Die deutsche Regelung, dass eine Abtreibung bis zur zwölften Schwangerschaftswoche "rechtswidrig, aber straffrei" sei, finde er ethisch überaus bedeutsam, sagte Dabrock dem Evangelischen Pressedienst (epd). Bringe sie doch zum Ausdruck: Ein Schwangerschaftskonflikt sei zwar nicht mit den Mitteln des Rechts zu lösen, aber trotzdem müssten solche Fälle rechtlich geregelt sein. Wenn einmal menschliches Leben da sei, komme diesem auch Schutz zu. Dieser Schutz könne in der Schwangerschaft aber nicht gegen die werdende Mutter durchgesetzt werden.
Es sei einerseits intuitiv nachvollziehbar, dass man für eine rechtswidrige Tat nicht werben dürfe, betonte der evangelische Theologe und Ethiker. Auf der anderen Seite müssten Frauen aber auch Informationsmöglichkeiten für Schwangerschaftsabbrüche bekommen können - jenseits von "spektakulärer, sich inszenierender Werbung". Die Politik müsse nun überlegen, wie sie dies gewährleisten könne, ohne "die Architektur der Schwangerschaftskonfliktregelung um den Paragrafen 218" aufzugeben.

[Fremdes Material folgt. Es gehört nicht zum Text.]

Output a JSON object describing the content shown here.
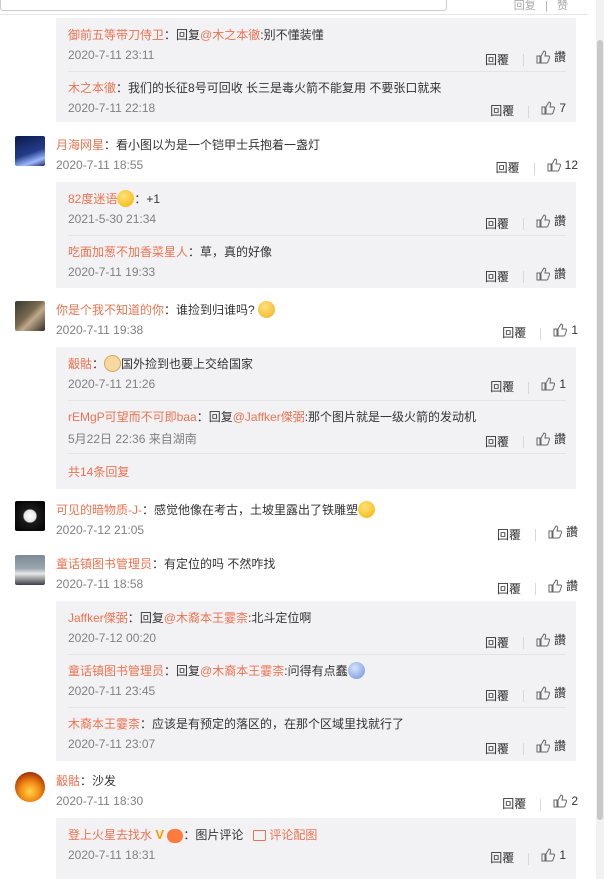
{
  "top_fragment": {
    "reply": "回复",
    "like": "赞"
  },
  "labels": {
    "reply": "回覆",
    "like_text": "讚"
  },
  "colors": {
    "username": "#eb7350",
    "meta": "#808080",
    "sub_background": "#f2f2f5"
  },
  "threads": [
    {
      "subs_top": [
        {
          "user": "御前五等带刀侍卫",
          "sep": "：",
          "prefix": "回复",
          "at": "@木之本徹",
          "text": ":别不懂装懂",
          "time": "2020-7-11 23:11",
          "likes": "讚"
        },
        {
          "user": "木之本徹",
          "sep": "：",
          "text": "我们的长征8号可回收 长三是毒火箭不能复用 不要张口就来",
          "time": "2020-7-11 22:18",
          "likes": "7"
        }
      ]
    },
    {
      "main": {
        "user": "月海网星",
        "sep": "：",
        "text": "看小图以为是一个铠甲士兵抱着一盏灯",
        "time": "2020-7-11 18:55",
        "likes": "12"
      },
      "subs": [
        {
          "user": "82度迷语",
          "sep": "：",
          "text": "+1",
          "time": "2021-5-30 21:34",
          "likes": "讚"
        },
        {
          "user": "吃面加葱不加香菜星人",
          "sep": "：",
          "text": "草，真的好像",
          "time": "2020-7-11 19:33",
          "likes": "讚"
        }
      ]
    },
    {
      "main": {
        "user": "你是个我不知道的你",
        "sep": "：",
        "text": "谁捡到归谁吗?",
        "time": "2020-7-11 19:38",
        "likes": "1"
      },
      "subs": [
        {
          "user": "觳骷",
          "sep": "：",
          "text": "国外捡到也要上交给国家",
          "time": "2020-7-11 21:26",
          "likes": "1"
        },
        {
          "user": "rEMgP可望而不可即baa",
          "sep": "：",
          "prefix": "回复",
          "at": "@Jaffker傑弼",
          "text": ":那个图片就是一级火箭的发动机",
          "time": "5月22日 22:36 来自湖南",
          "likes": "讚"
        }
      ],
      "more": "共14条回复"
    },
    {
      "main": {
        "user": "可见的暗物质-J-",
        "sep": "：",
        "text": "感觉他像在考古，土坡里露出了铁雕塑",
        "time": "2020-7-12 21:05",
        "likes": "讚"
      }
    },
    {
      "main": {
        "user": "童话镇图书管理员",
        "sep": "：",
        "text": "有定位的吗 不然咋找",
        "time": "2020-7-11 18:58",
        "likes": "讚"
      },
      "subs": [
        {
          "user": "Jaffker傑弼",
          "sep": "：",
          "prefix": "回复",
          "at": "@木裔本王霎柰",
          "text": ":北斗定位啊",
          "time": "2020-7-12 00:20",
          "likes": "讚"
        },
        {
          "user": "童话镇图书管理员",
          "sep": "：",
          "prefix": "回复",
          "at": "@木裔本王霎柰",
          "text": ":问得有点蠢",
          "time": "2020-7-11 23:45",
          "likes": "讚"
        },
        {
          "user": "木裔本王霎柰",
          "sep": "：",
          "text": "应该是有预定的落区的，在那个区域里找就行了",
          "time": "2020-7-11 23:07",
          "likes": "讚"
        }
      ]
    },
    {
      "main": {
        "user": "觳骷",
        "sep": "：",
        "text": "沙发",
        "time": "2020-7-11 18:30",
        "likes": "2"
      },
      "subs": [
        {
          "user": "登上火星去找水",
          "sep": "：",
          "text": "图片评论",
          "link": "评论配图",
          "time": "2020-7-11 18:31",
          "likes": "1"
        }
      ]
    }
  ]
}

Streichung, Überarbeitung oder Erhalt
Angestoßen hatte die Debatte über die Informationsrechte von Frauen ein Gerichtsurteil gegen eine Gießener Ärztin vom November 2017. Sie wurde zu einer Geldstrafe verurteilt, weil sie auf der Webseite ihrer Praxis über die Durchführung von Abtreibungen informiert hatte. Dem Bundestag liegen Anträge zur Streichung oder Überarbeitung des entsprechenden Paragrafen 219a vor, der Werbung für Abtreibungen in grob anstößiger Weise oder des Vermögensvorteils wegen unter Strafe stellt. Linkspartei, Grüne und SPD wollen den Paragrafen ganz abschaffen. Die SPD verhandelt mit der Union über einen Kompromiss. CDU und CSU wollen am Werbeverbot festhalten.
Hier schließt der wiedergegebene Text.